My question relates to the minting process to create an NTF.
I might be wrong but the tokenization function can be compared to an hashing function which takes as input the media and outputs the token.
Yeah this actually already is a question, cause otherwise the main question maybe does not makes sense.
Assuming the comparison to an hash function makes sense and forgetting about collisions let's assume the following scenario: I create a digital artwork and the related NFT. It's published and sells somehow (hopefully :D).
Imagine Mr.XYZW is a well known digital artist who gets huge revenues from NFT, he sees my artwork, somehow he likes it but also thinks the artwork would look better if for example the colors simply get inverted. Here I'm just mentioning one of all the possible changes he could do, the point is that easily those changes could not even be noticeable to the human eye, but not to the tokenizer, which would in the end clearly create a different token.
Now the problem should be clear.
If what I said makes sense, how is it usually tackled? in case it doesn’t, please help me to understand.
Thank you
tokenization function can be compared to an hashing function which takes as input the media and outputs the token
This is an incorrect assumption.
You can compare an NFT collection (at least per the most widely used standard - ERC-721) to a key-value dictionary, where the key is an integer ID, and the value is a URL. The standard defines that the URL should lead to a JSON containing the token name, description, and image URL.
But there's no hashing function that would calculate the token parameters based on the image.
Each collection (holding several NFTs) is a smart contract deployed on a different address (e.g. 0x12345
).

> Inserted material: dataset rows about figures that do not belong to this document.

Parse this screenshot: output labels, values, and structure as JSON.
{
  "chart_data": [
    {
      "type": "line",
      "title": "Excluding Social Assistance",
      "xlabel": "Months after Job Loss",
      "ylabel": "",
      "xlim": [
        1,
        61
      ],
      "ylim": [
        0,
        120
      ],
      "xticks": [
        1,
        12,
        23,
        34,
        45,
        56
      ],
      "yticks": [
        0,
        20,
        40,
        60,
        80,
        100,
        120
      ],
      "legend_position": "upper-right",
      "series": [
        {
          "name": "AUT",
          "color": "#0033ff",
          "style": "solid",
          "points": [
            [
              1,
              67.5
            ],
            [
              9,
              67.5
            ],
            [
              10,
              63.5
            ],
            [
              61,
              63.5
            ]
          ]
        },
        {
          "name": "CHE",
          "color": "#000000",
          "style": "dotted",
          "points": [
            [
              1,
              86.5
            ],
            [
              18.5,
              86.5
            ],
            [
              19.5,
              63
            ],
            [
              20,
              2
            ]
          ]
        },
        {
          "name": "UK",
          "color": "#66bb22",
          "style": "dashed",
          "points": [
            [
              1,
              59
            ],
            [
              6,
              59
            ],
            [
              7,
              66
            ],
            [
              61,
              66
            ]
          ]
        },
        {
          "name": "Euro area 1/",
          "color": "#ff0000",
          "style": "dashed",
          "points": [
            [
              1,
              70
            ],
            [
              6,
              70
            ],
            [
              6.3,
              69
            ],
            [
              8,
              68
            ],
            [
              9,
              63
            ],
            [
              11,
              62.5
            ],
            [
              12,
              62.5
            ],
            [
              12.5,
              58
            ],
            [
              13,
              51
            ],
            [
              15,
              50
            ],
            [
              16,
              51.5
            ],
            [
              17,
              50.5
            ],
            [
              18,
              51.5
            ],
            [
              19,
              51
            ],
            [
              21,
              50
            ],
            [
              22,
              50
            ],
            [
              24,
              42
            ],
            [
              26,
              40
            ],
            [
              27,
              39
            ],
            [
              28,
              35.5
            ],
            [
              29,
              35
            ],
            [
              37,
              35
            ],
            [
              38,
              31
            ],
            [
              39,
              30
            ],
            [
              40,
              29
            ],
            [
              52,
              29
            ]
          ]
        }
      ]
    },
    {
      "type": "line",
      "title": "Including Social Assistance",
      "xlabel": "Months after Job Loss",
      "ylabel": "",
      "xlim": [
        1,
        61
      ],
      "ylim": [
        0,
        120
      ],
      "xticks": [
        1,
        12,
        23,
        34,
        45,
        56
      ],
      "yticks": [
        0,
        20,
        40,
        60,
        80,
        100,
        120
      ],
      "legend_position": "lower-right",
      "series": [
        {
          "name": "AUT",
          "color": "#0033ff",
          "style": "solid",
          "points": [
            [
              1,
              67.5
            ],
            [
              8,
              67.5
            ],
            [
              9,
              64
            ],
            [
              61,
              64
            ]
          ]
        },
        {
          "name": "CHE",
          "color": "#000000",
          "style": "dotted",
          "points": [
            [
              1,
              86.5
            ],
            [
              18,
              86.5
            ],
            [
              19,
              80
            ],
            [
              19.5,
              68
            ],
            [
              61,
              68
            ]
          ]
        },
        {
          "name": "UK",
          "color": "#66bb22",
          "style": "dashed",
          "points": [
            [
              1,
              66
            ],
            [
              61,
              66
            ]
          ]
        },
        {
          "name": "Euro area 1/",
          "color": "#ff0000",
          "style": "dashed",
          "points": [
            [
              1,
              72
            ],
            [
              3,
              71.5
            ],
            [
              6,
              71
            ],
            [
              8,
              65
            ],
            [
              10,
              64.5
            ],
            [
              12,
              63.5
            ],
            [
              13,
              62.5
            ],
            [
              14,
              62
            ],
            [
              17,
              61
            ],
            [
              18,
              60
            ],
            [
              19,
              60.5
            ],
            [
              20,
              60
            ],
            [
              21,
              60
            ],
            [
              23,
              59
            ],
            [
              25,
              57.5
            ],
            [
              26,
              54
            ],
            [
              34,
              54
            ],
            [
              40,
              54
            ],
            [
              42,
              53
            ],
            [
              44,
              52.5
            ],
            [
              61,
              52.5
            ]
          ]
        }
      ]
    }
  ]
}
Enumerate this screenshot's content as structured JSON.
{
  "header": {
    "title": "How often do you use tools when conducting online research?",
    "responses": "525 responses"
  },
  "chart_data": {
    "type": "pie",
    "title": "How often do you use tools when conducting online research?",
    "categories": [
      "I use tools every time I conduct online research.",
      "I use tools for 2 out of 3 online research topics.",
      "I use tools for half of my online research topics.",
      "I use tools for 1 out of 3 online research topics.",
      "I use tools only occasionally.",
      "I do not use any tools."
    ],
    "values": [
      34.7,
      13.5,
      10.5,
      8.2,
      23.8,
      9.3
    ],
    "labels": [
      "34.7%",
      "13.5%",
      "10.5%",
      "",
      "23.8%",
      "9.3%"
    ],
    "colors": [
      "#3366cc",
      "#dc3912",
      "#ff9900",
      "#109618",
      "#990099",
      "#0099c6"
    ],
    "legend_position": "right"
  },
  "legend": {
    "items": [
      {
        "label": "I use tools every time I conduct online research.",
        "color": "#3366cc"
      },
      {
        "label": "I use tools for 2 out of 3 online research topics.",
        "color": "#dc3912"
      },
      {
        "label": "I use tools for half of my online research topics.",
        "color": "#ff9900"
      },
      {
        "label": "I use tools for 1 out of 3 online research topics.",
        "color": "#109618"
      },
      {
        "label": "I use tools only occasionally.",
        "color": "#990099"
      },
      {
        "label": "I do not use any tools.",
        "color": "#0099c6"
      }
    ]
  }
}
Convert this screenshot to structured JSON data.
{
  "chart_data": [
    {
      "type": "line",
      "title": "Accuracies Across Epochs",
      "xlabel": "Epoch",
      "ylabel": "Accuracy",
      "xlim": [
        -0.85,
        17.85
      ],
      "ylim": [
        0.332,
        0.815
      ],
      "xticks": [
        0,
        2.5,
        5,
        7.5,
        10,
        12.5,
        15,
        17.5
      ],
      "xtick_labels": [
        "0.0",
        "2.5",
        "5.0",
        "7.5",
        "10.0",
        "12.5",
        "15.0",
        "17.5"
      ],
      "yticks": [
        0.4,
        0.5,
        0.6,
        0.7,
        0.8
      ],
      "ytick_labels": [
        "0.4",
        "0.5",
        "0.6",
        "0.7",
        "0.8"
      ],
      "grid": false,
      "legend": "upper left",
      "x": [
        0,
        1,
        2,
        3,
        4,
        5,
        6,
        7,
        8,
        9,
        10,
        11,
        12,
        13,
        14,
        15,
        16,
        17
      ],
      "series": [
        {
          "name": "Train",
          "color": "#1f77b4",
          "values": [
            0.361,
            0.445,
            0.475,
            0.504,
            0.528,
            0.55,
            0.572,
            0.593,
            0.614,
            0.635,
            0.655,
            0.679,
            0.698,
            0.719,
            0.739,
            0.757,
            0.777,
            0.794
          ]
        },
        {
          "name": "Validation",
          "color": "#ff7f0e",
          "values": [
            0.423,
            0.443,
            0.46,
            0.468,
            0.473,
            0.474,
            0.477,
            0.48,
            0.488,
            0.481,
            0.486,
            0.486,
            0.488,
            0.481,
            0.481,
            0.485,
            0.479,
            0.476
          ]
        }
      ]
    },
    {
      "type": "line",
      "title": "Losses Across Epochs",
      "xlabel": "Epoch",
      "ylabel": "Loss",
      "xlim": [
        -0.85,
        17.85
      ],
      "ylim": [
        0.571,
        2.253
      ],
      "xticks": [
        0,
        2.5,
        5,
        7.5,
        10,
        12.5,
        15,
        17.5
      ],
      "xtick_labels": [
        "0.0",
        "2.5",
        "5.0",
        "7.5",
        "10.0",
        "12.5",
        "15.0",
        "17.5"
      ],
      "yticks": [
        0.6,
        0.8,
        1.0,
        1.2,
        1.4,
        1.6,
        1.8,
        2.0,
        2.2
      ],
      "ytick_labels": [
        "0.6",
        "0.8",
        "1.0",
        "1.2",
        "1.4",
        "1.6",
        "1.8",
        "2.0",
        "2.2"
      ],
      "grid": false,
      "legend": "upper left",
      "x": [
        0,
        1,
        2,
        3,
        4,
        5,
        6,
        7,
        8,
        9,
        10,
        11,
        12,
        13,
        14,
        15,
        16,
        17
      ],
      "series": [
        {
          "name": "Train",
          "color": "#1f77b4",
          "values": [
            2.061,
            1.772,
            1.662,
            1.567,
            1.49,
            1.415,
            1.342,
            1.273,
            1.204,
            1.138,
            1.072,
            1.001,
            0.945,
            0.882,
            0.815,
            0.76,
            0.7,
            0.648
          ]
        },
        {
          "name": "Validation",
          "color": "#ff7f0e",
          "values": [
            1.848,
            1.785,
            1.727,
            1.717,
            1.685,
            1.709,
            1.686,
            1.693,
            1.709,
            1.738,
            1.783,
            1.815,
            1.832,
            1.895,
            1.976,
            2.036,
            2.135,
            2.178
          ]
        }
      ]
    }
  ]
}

Also, each NFT within its collection has a unique ID (e.g. 1
).
Combination of the collection address and the token ID can be used as a unique identificator of each NFT (e.g. 0x12345 / 1
).
It's technically possible for multiple different NFTs (no matter whether they're in the same or different collections) to lead to very similar images or even the same image. But the combination of collection address and token ID is always unique.